В кабаке дяди Тихона сидела компания извозчиков и богомольцев. Их загнал в кабак осенний ливень и неистовый мокрый ветер, хлеставший по лицам, как плетью. Промокшие и уставшие путники сидели у стен на скамьях и, прислушиваясь к ветру, дремали. На лицах была написана скука. У одного извозчика, малого с рябым, исцарапанным лицом, лежала на коленях мокрая гармонийка: играл и машинально перестал.

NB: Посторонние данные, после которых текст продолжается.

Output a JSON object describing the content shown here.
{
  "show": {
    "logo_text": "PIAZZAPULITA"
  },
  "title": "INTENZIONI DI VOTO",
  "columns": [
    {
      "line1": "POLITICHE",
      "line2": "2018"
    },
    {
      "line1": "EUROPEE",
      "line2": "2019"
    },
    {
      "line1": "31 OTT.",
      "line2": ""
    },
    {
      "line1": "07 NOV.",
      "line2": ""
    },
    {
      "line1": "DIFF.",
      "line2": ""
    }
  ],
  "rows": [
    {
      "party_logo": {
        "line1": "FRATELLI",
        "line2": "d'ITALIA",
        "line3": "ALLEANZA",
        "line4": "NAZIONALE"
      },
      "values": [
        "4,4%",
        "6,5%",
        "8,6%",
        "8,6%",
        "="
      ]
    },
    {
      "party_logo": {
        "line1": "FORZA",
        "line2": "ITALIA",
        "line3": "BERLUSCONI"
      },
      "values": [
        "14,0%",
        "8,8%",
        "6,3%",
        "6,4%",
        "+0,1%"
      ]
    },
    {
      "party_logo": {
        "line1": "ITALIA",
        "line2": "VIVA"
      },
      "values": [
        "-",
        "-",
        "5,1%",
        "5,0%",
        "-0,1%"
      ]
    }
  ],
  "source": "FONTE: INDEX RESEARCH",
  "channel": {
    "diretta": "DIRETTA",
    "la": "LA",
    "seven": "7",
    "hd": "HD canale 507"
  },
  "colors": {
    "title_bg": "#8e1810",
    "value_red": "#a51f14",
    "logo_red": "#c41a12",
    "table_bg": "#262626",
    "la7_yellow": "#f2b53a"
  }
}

Над дверью, вокруг тусклого, засаленного фонарика, летали дождевые брызги. Ветер выл волком, визжал и, видимо, старался сорвать с петель кабацкую дверь. Со двора слышалось фырканье лошадей и шлепанье по грязи. Было сыро и холодно.

За прилавком сидел сам дядя Тихон, высокий мордастый мужик с сонными, заплывшими глазками. Перед ним по сю сторону прилавка стоял человек лет сорока, одетый грязно, больше чем дешево, но интеллигентно. На нем было помятое, вымоченное в грязи летнее пальто, сарпинковые брюки и резиновые калоши на босую ногу. Голова, руки, заложенные в карманы, и худые, колючие локти его тряслись, как в лихорадке. Изредка по всему исхудалому телу, начиная с страшно испитого лица и кончая резиновыми калошами, пробегала легкая судорога.

– Дай Христа ради! – просил он Тихона разбитым, дребезжащим тенором. – Рюмочку… вот эту, маленькую. В долг ведь!

– Ладно… Много вас шляется тут, прохвостов!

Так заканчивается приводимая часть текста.